Charles Swindoll said that life is 10% what happens to me and 90% how I respond to it. Many of us suffer evils not by our own doing, but as an undeserved consequence of the selfish decisions of others. Our life, however, consists not of our sufferings—how much we suffer or how well we avoid it—but how we chose to live in and above our sufferings. Suffering is inevitable in this fallen world, but light and joy in it all is possible.
That chair across from me told me that this selfish person who had inflicted my suffering was living in darkness—and had me in his darkness with him. But I had since been set free. The truth had set me free; light had exposed the darkness, and I was free to live in the light.
But it is my choice—and yours—to live in the light that has been given.
If only it was so easy as an inspirational phrase, as an inner decision, as turning on a light switch. But a true cliché is that it is always the darkest before the dawn, and the dawn is not a light switch but a slow awakening.
Light comes by recognizing that darkness has no power over you: broken relationships, disappointed hopes, deferred dreams, shame of the past, mental illness, bodily illness, death, loss—these evils, though deserving of pain and warranting grief, do not get to forever rob your life of beauty, hope, and purpose.
Light comes from holding on tight to the God of Light, the one who crowns a broken life with beauty, hope, and purpose.
Light comes by relinquishing bitterness and forgiving, abandoning shame and receiving grace.
Light comes by conscious moment-by-moment choice, resisting dwelling on all the bad things and clinging to the good things—however insignificant they seem—seeing the blessings—however small.
Light comes by choosing joy, always.
The dawn came slowly for me; it often felt out of reach.
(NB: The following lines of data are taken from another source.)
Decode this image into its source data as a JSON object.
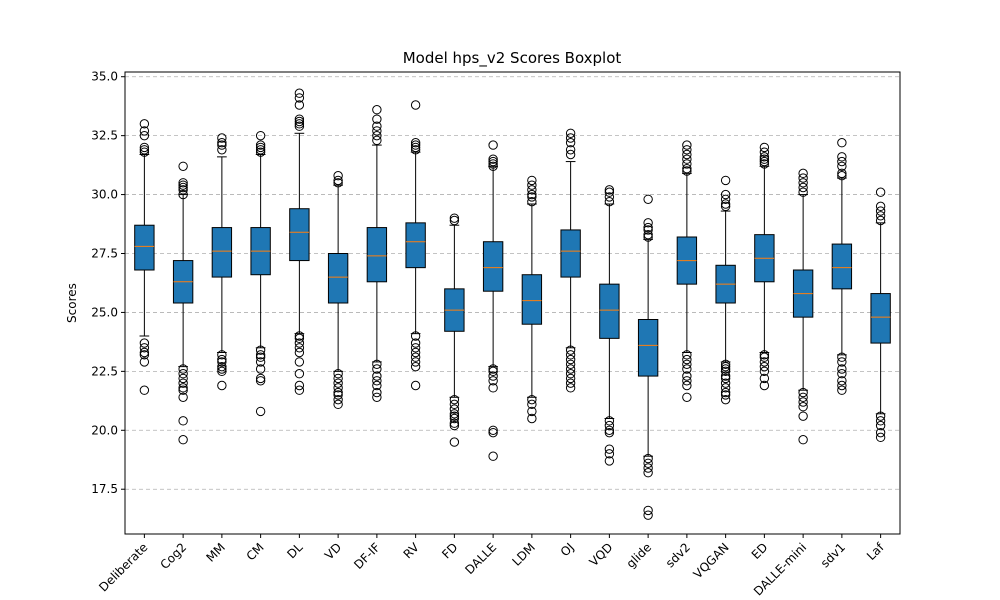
{
  "chart_data": {
    "type": "boxplot",
    "title": "Model hps_v2 Scores Boxplot",
    "xlabel": "",
    "ylabel": "Scores",
    "ylim": [
      15.6,
      35.2
    ],
    "yticks": [
      17.5,
      20.0,
      22.5,
      25.0,
      27.5,
      30.0,
      32.5,
      35.0
    ],
    "ytick_labels": [
      "17.5",
      "20.0",
      "22.5",
      "25.0",
      "27.5",
      "30.0",
      "32.5",
      "35.0"
    ],
    "grid": "y-dashed",
    "colors": {
      "box": "#1f77b4",
      "median": "#ff7f0e",
      "grid": "#b0b0b0"
    },
    "categories": [
      "Deliberate",
      "Cog2",
      "MM",
      "CM",
      "DL",
      "VD",
      "DF-IF",
      "RV",
      "FD",
      "DALLE",
      "LDM",
      "OJ",
      "VQD",
      "glide",
      "sdv2",
      "VQGAN",
      "ED",
      "DALLE-mini",
      "sdv1",
      "Laf"
    ],
    "boxes": [
      {
        "q1": 26.8,
        "median": 27.8,
        "q3": 28.7,
        "whislo": 24.0,
        "whishi": 31.7,
        "fliers": [
          33.0,
          32.7,
          32.5,
          32.0,
          31.9,
          31.8,
          23.7,
          23.5,
          23.3,
          23.2,
          22.9,
          21.7
        ]
      },
      {
        "q1": 25.4,
        "median": 26.3,
        "q3": 27.2,
        "whislo": 22.7,
        "whishi": 30.0,
        "fliers": [
          31.2,
          30.5,
          30.4,
          30.3,
          30.2,
          30.0,
          22.6,
          22.4,
          22.2,
          22.0,
          21.8,
          21.7,
          21.4,
          20.4,
          19.6
        ]
      },
      {
        "q1": 26.5,
        "median": 27.6,
        "q3": 28.6,
        "whislo": 23.3,
        "whishi": 31.6,
        "fliers": [
          32.4,
          32.2,
          32.1,
          31.9,
          23.2,
          23.0,
          22.9,
          22.7,
          22.6,
          22.5,
          21.9
        ]
      },
      {
        "q1": 26.6,
        "median": 27.6,
        "q3": 28.6,
        "whislo": 23.5,
        "whishi": 31.7,
        "fliers": [
          32.5,
          32.1,
          32.0,
          31.9,
          31.8,
          23.4,
          23.2,
          23.1,
          22.9,
          22.6,
          22.2,
          22.1,
          20.8
        ]
      },
      {
        "q1": 27.2,
        "median": 28.4,
        "q3": 29.4,
        "whislo": 24.1,
        "whishi": 32.6,
        "fliers": [
          34.3,
          34.1,
          33.8,
          33.2,
          33.1,
          33.0,
          32.9,
          24.0,
          23.9,
          23.7,
          23.5,
          23.3,
          22.9,
          22.4,
          21.9,
          21.7
        ]
      },
      {
        "q1": 25.4,
        "median": 26.5,
        "q3": 27.5,
        "whislo": 22.5,
        "whishi": 30.4,
        "fliers": [
          30.8,
          30.6,
          30.5,
          22.4,
          22.2,
          22.0,
          21.8,
          21.6,
          21.5,
          21.3,
          21.1
        ]
      },
      {
        "q1": 26.3,
        "median": 27.4,
        "q3": 28.6,
        "whislo": 22.9,
        "whishi": 32.1,
        "fliers": [
          33.6,
          33.2,
          32.9,
          32.7,
          32.5,
          32.3,
          22.8,
          22.6,
          22.3,
          22.1,
          21.9,
          21.6,
          21.4
        ]
      },
      {
        "q1": 26.9,
        "median": 28.0,
        "q3": 28.8,
        "whislo": 24.1,
        "whishi": 31.8,
        "fliers": [
          33.8,
          32.2,
          32.1,
          32.0,
          31.9,
          24.0,
          23.7,
          23.5,
          23.3,
          23.1,
          22.9,
          22.7,
          21.9
        ]
      },
      {
        "q1": 24.2,
        "median": 25.1,
        "q3": 26.0,
        "whislo": 21.4,
        "whishi": 28.7,
        "fliers": [
          29.0,
          28.9,
          21.3,
          21.1,
          20.9,
          20.7,
          20.6,
          20.5,
          20.3,
          20.2,
          19.5
        ]
      },
      {
        "q1": 25.9,
        "median": 26.9,
        "q3": 28.0,
        "whislo": 22.7,
        "whishi": 31.2,
        "fliers": [
          32.1,
          31.5,
          31.4,
          31.3,
          31.2,
          22.6,
          22.5,
          22.3,
          22.1,
          21.8,
          20.0,
          19.9,
          18.9
        ]
      },
      {
        "q1": 24.5,
        "median": 25.5,
        "q3": 26.6,
        "whislo": 21.4,
        "whishi": 29.6,
        "fliers": [
          30.6,
          30.4,
          30.2,
          30.0,
          29.9,
          29.7,
          21.3,
          21.1,
          20.8,
          20.5
        ]
      },
      {
        "q1": 26.5,
        "median": 27.6,
        "q3": 28.5,
        "whislo": 23.5,
        "whishi": 31.4,
        "fliers": [
          32.6,
          32.4,
          32.2,
          31.9,
          31.7,
          23.4,
          23.2,
          23.0,
          22.8,
          22.6,
          22.4,
          22.2,
          22.0,
          21.8
        ]
      },
      {
        "q1": 23.9,
        "median": 25.1,
        "q3": 26.2,
        "whislo": 20.5,
        "whishi": 29.6,
        "fliers": [
          30.2,
          30.1,
          29.9,
          29.7,
          20.4,
          20.2,
          20.0,
          19.9,
          19.2,
          19.0,
          18.7
        ]
      },
      {
        "q1": 22.3,
        "median": 23.6,
        "q3": 24.7,
        "whislo": 18.9,
        "whishi": 28.1,
        "fliers": [
          29.8,
          28.8,
          28.6,
          28.5,
          28.3,
          28.2,
          18.8,
          18.6,
          18.4,
          18.2,
          16.6,
          16.4
        ]
      },
      {
        "q1": 26.2,
        "median": 27.2,
        "q3": 28.2,
        "whislo": 23.3,
        "whishi": 30.9,
        "fliers": [
          32.1,
          31.9,
          31.7,
          31.5,
          31.3,
          31.1,
          31.0,
          23.2,
          23.0,
          22.8,
          22.6,
          22.3,
          22.1,
          21.9,
          21.4
        ]
      },
      {
        "q1": 25.4,
        "median": 26.2,
        "q3": 27.0,
        "whislo": 22.9,
        "whishi": 29.3,
        "fliers": [
          30.6,
          30.0,
          29.8,
          29.6,
          29.5,
          22.8,
          22.7,
          22.6,
          22.5,
          22.3,
          22.2,
          22.0,
          21.8,
          21.6,
          21.5,
          21.3
        ]
      },
      {
        "q1": 26.3,
        "median": 27.3,
        "q3": 28.3,
        "whislo": 23.3,
        "whishi": 31.2,
        "fliers": [
          32.0,
          31.8,
          31.6,
          31.5,
          31.4,
          31.3,
          23.2,
          23.1,
          22.9,
          22.7,
          22.5,
          22.2,
          21.9
        ]
      },
      {
        "q1": 24.8,
        "median": 25.8,
        "q3": 26.8,
        "whislo": 21.7,
        "whishi": 30.0,
        "fliers": [
          30.9,
          30.7,
          30.5,
          30.3,
          30.1,
          21.6,
          21.4,
          21.2,
          21.0,
          20.6,
          19.6
        ]
      },
      {
        "q1": 26.0,
        "median": 26.9,
        "q3": 27.9,
        "whislo": 23.2,
        "whishi": 30.7,
        "fliers": [
          32.2,
          31.6,
          31.4,
          31.2,
          30.9,
          30.8,
          23.1,
          22.9,
          22.6,
          22.4,
          22.1,
          21.9,
          21.7
        ]
      },
      {
        "q1": 23.7,
        "median": 24.8,
        "q3": 25.8,
        "whislo": 20.7,
        "whishi": 28.8,
        "fliers": [
          30.1,
          29.5,
          29.3,
          29.1,
          28.9,
          20.6,
          20.4,
          20.2,
          19.9,
          19.7
        ]
      }
    ]
  }
}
I remember well the nights, laying in my bed, crying out, God where are you. And wondering if it would always be so dark.
But even the darkness is not dark to you; the night is as bright as the day, for darkness is as light to you.
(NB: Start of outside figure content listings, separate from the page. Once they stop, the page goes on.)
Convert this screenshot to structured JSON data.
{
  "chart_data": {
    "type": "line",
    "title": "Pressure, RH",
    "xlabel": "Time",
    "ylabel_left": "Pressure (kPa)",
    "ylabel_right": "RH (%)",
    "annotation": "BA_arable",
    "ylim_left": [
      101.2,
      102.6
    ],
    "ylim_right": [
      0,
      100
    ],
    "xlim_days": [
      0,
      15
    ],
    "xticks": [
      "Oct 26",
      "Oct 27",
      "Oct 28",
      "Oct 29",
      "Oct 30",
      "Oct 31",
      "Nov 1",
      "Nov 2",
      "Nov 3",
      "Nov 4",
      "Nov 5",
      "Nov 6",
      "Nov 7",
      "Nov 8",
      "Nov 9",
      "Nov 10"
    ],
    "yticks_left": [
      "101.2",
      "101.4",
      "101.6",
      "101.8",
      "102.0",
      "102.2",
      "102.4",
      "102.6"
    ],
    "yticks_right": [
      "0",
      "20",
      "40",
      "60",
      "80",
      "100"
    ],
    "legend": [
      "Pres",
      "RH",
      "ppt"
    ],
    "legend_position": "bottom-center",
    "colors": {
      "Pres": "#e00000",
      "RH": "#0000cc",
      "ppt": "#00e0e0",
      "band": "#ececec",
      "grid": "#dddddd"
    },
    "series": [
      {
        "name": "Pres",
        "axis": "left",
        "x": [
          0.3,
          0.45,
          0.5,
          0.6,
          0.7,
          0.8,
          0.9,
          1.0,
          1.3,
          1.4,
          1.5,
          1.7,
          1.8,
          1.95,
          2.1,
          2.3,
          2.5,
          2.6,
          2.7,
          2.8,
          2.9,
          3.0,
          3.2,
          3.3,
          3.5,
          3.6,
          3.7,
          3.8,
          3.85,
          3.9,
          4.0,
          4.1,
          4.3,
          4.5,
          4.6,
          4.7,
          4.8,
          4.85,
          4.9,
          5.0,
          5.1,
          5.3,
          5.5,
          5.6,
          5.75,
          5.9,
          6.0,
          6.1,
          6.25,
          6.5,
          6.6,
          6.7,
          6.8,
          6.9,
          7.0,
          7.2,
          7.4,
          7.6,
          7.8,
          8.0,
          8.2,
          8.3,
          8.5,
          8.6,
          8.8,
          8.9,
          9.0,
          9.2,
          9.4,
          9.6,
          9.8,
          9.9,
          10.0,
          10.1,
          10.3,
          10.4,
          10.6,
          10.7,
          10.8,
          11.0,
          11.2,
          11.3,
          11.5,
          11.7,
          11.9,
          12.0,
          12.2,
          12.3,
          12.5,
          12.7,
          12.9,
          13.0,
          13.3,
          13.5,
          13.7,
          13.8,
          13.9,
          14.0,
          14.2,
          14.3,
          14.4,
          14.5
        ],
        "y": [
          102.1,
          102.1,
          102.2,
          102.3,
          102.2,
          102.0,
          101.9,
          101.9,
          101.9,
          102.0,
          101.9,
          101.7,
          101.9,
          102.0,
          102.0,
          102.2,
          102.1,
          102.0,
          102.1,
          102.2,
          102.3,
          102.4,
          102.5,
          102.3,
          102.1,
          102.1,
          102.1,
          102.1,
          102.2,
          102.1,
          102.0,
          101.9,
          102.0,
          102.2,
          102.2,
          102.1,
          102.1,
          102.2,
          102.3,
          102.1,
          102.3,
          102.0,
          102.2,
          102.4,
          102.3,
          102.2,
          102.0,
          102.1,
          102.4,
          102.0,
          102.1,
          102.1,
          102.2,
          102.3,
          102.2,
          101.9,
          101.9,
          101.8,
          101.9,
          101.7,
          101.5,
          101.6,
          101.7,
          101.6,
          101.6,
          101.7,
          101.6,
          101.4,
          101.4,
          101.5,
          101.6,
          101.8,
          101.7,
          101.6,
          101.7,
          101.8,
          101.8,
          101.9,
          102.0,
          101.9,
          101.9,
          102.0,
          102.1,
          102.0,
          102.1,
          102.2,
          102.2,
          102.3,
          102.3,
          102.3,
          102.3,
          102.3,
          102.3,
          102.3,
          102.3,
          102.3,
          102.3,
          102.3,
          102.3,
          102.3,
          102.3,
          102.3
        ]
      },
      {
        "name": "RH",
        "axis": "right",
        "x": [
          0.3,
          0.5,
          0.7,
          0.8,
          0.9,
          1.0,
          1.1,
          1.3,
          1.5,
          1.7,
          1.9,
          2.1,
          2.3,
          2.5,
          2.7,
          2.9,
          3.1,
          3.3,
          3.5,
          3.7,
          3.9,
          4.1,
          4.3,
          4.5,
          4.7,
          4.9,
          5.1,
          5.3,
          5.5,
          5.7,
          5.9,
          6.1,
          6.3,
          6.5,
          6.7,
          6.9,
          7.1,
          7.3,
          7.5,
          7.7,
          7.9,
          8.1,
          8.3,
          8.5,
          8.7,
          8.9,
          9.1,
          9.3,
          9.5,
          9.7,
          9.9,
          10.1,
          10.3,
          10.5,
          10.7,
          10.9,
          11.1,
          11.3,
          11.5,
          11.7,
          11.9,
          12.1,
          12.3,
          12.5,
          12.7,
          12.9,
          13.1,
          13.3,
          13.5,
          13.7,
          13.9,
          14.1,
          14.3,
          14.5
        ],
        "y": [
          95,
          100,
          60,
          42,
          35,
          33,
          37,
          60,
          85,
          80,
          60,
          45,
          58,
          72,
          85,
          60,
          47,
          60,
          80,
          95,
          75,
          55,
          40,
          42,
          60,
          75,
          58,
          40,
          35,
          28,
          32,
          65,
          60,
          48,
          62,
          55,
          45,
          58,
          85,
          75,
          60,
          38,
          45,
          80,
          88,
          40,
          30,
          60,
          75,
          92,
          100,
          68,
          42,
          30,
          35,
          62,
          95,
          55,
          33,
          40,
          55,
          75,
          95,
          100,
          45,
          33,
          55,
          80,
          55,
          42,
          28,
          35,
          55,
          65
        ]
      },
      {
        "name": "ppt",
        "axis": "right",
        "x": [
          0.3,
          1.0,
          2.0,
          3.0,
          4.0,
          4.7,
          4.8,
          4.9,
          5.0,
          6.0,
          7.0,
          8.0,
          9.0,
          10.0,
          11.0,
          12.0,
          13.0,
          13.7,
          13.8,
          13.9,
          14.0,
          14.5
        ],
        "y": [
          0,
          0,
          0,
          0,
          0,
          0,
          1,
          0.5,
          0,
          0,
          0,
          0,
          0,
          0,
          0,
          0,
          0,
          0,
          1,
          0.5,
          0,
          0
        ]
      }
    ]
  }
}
In my darkest, in my numb to life, in the unrelenting clouds of heavy sorrow, God kept poking pinholes of light into my pain: the kind words of a stranger, the listening ear of a friend, flowers from the market, permission to self-care, fresh air and cool waves on a beach, the cathartic lyrics of a song, a sermon I was meant to hear. These little things—when added up—these little bits of light, began to dissipate the darkness.
And when I chose to no longer dwell in the darkness, darkness I had been freed from, and when I chose to live in the light of those pinholes, the Light burst through and overwhelmed and unburdened my soul, enlightened those dark corners of my being, and set me free and bestowed upon me beauty, hope, purpose—and joy.
And the darkness no longer seems as dark, and night is as bright as the day.